Vous rentrez du forum CES à Las Vegas.Quelle est votre impression de la présence japonaise sur l’intelligence artificielle ?
Le vrai domaine d’excellence des Japonais demeure les composants à très haute technologie. Dans certains secteurs, ils ont constitué des oligopoles à l’échelle de la planète sur des pièces clé. Au point qu’aujourd’hui la robotique industrielle voit sa croissance faiblir parce que les fabricants japonais de certaines pièces clé ne parviennent pas à répondre à la demande. C’est le cas de Nabtesco et d’Harmonic Drive sur les réducteurs de vitesse ou de THK sur les actuateurs. De leur côté les Japonais SMC et CKD contrôlent une partie de la fabrication des valves pneumatiques qui assurent le mouvement des pièces mécaniques des robots ; les Taiwanais d’Airtac ont essayé de les chatouiller un peu avec une offre de produits un peu moins performants mais nettement moins chers, mais les Japonais se sont ressaisis. Keyence enfin est une sorte d’Apple japonais.Comme lui, ils ont abandonné la production - ce que ne font presque jamais les Japonais - dans les années 90 pour se concentrer sur l’innovation et la vente. Ils dégagent un bénéfice d’exploitation de 40% ! Ils se sont concentrés sur l’équipement pour l’usine de demain : l’usine numérique. Pour elle, Keyence fabrique les capteurs optiques qui permettent d’inspecter les composants électroniques.C’est probablement la plus belle entreprise que j’aie analysée de ma carrière : croissance, innovation, marge,retour sur investissement...

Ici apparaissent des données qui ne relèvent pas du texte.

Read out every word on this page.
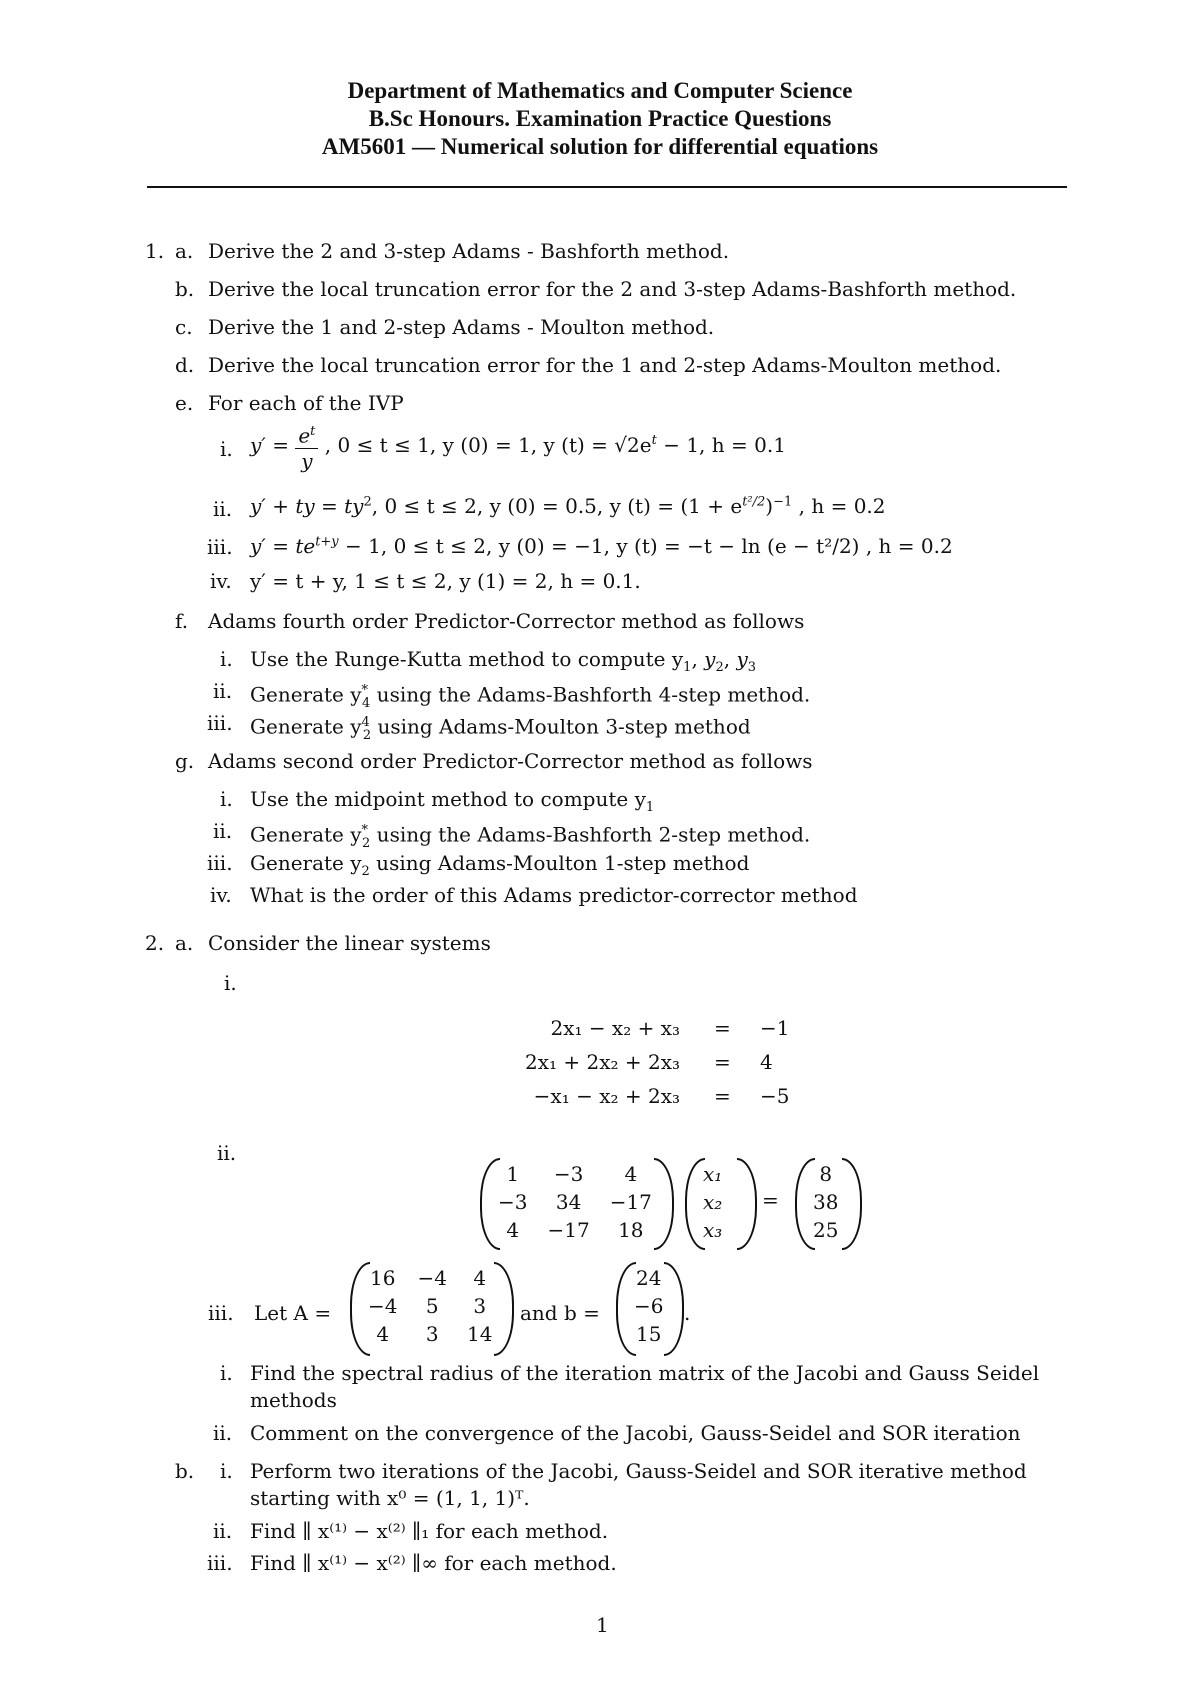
Department of Mathematics and Computer Science
B.Sc Honours. Examination Practice Questions
AM5601 — Numerical solution for differential equations
1. a. Derive the 2 and 3-step Adams - Bashforth method.
b. Derive the local truncation error for the 2 and 3-step Adams-Bashforth method.
c. Derive the 1 and 2-step Adams - Moulton method.
d. Derive the local truncation error for the 1 and 2-step Adams-Moulton method.
e. For each of the IVP
i. $y' = \frac{e^t}{y}$ , 0 ≤ t ≤ 1, y (0) = 1, y $(t) = √2e^t - 1$, h = 0.1
ii. y′ + ty = $ty^2$, 0 ≤ t ≤ 2, y (0) = 0.5, y $(t) = (1 + e^{t^2/2})^{-1}$ , h = 0.2
iii. $y' = te^{t+y} - 1$, 0 ≤ t ≤ 2, y (0) = −1, y (t) = −t − ln (e − t²/2) , h = 0.2
iv. y′ = t + y, 1 ≤ t ≤ 2, y (1) = 2, h = 0.1.
f. Adams fourth order Predictor-Corrector method as follows
i. Use the Runge-Kutta method to compute $y_1$, $y_2$, $y_3$
ii. Generate $y^*_4$ using the Adams-Bashforth 4-step method.
iii. Generate $y^4_2$ using Adams-Moulton 3-step method
g. Adams second order Predictor-Corrector method as follows
i. Use the midpoint method to compute $y_1$
ii. Generate $y^*_2$ using the Adams-Bashforth 2-step method.
iii. Generate $y_2$ using Adams-Moulton 1-step method
iv. What is the order of this Adams predictor-corrector method
2. a. Consider the linear systems
i.
2x₁ − x₂ + x₃ = −1
2x₁ + 2x₂ + 2x₃ = 4
−x₁ − x₂ + 2x₃ = −5
ii.
1	−3	4
−3	34	−17
4	−17	18
x₁
x₂
x₃
=
8
38
25
iii. Let A =
16	−4	4
−4	5	3
4	3	14
and b =
24
−6
15
.
i. Find the spectral radius of the iteration matrix of the Jacobi and Gauss Seidel
methods
ii. Comment on the convergence of the Jacobi, Gauss-Seidel and SOR iteration
b. i. Perform two iterations of the Jacobi, Gauss-Seidel and SOR iterative method
starting with x⁰ = (1, 1, 1)ᵀ.
ii. Find ∥ x⁽¹⁾ − x⁽²⁾ ∥₁ for each method.
iii. Find ∥ x⁽¹⁾ − x⁽²⁾ ∥∞ for each method.
1
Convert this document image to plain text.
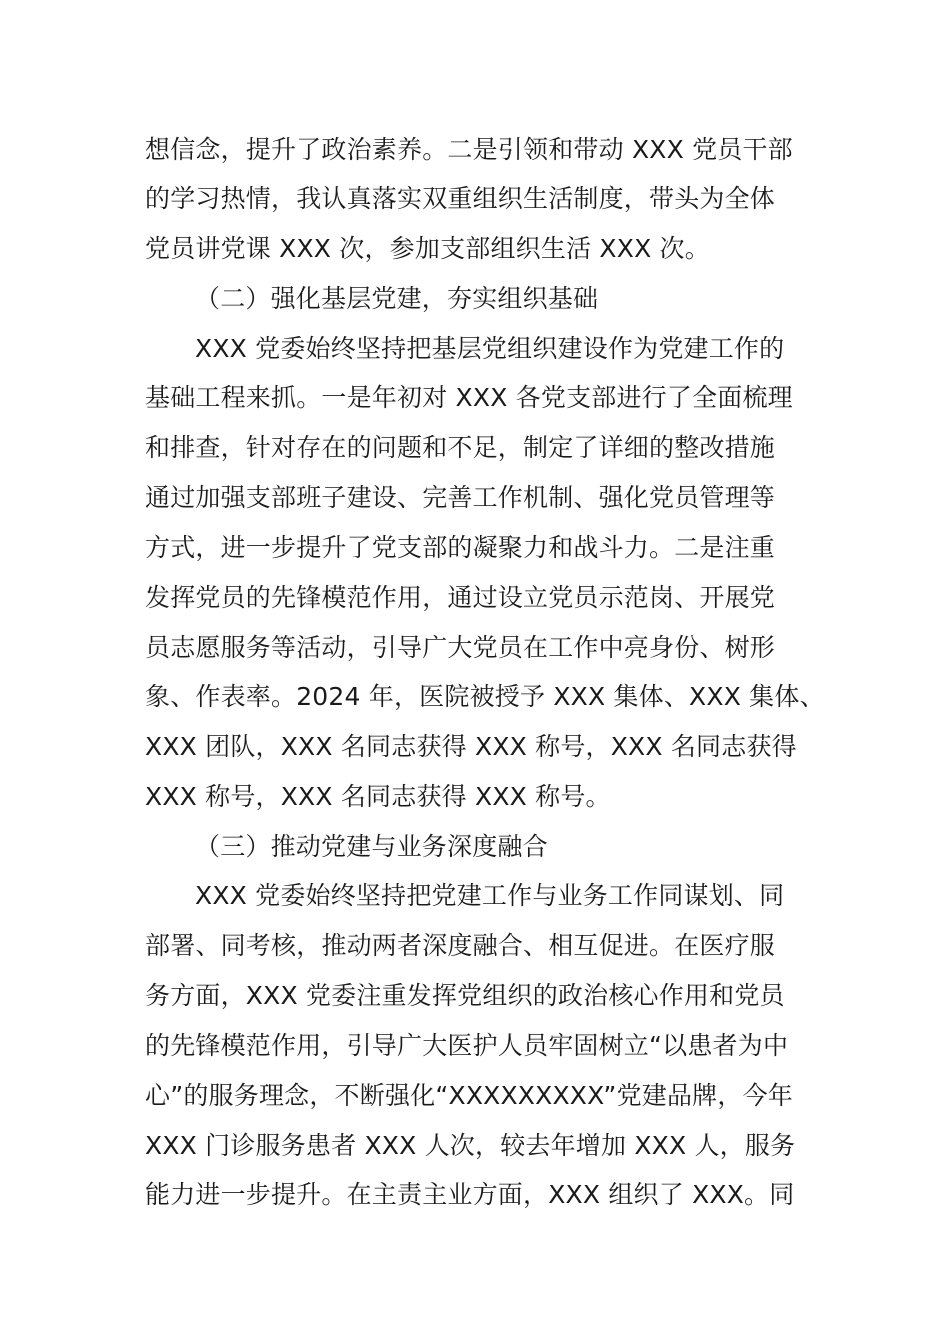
想信念，提升了政治素养。二是引领和带动 XXX 党员干部
的学习热情，我认真落实双重组织生活制度，带头为全体
党员讲党课 XXX 次，参加支部组织生活 XXX 次。
（二）强化基层党建，夯实组织基础
XXX 党委始终坚持把基层党组织建设作为党建工作的
基础工程来抓。一是年初对 XXX 各党支部进行了全面梳理
和排查，针对存在的问题和不足，制定了详细的整改措施
通过加强支部班子建设、完善工作机制、强化党员管理等
方式，进一步提升了党支部的凝聚力和战斗力。二是注重
发挥党员的先锋模范作用，通过设立党员示范岗、开展党
员志愿服务等活动，引导广大党员在工作中亮身份、树形
象、作表率。2024 年，医院被授予 XXX 集体、XXX 集体、
XXX 团队，XXX 名同志获得 XXX 称号，XXX 名同志获得
XXX 称号，XXX 名同志获得 XXX 称号。
（三）推动党建与业务深度融合
XXX 党委始终坚持把党建工作与业务工作同谋划、同
部署、同考核，推动两者深度融合、相互促进。在医疗服
务方面，XXX 党委注重发挥党组织的政治核心作用和党员
的先锋模范作用，引导广大医护人员牢固树立“以患者为中
心”的服务理念，不断强化“XXXXXXXXX”党建品牌，今年
XXX 门诊服务患者 XXX 人次，较去年增加 XXX 人，服务
能力进一步提升。在主责主业方面，XXX 组织了 XXX。同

Qu’est-ce que l’usine numérique ?
Une usine intelligente, agile, dans laquelle travaillent simultanément une multitude de lignes de production qui peuvent s’adapter aux fluctuations de la demande. Une usine qui surveille les étapes de la production, relève les données de consommation électrique, productivité, etc. Bref une révolution par rapport aux lignes de production linéaire que connaît l’industrie manufacturière depuis Henri Ford.
Les Japonais sont-ils menacés par la montée en importance du logiciel dans le manufacturier ?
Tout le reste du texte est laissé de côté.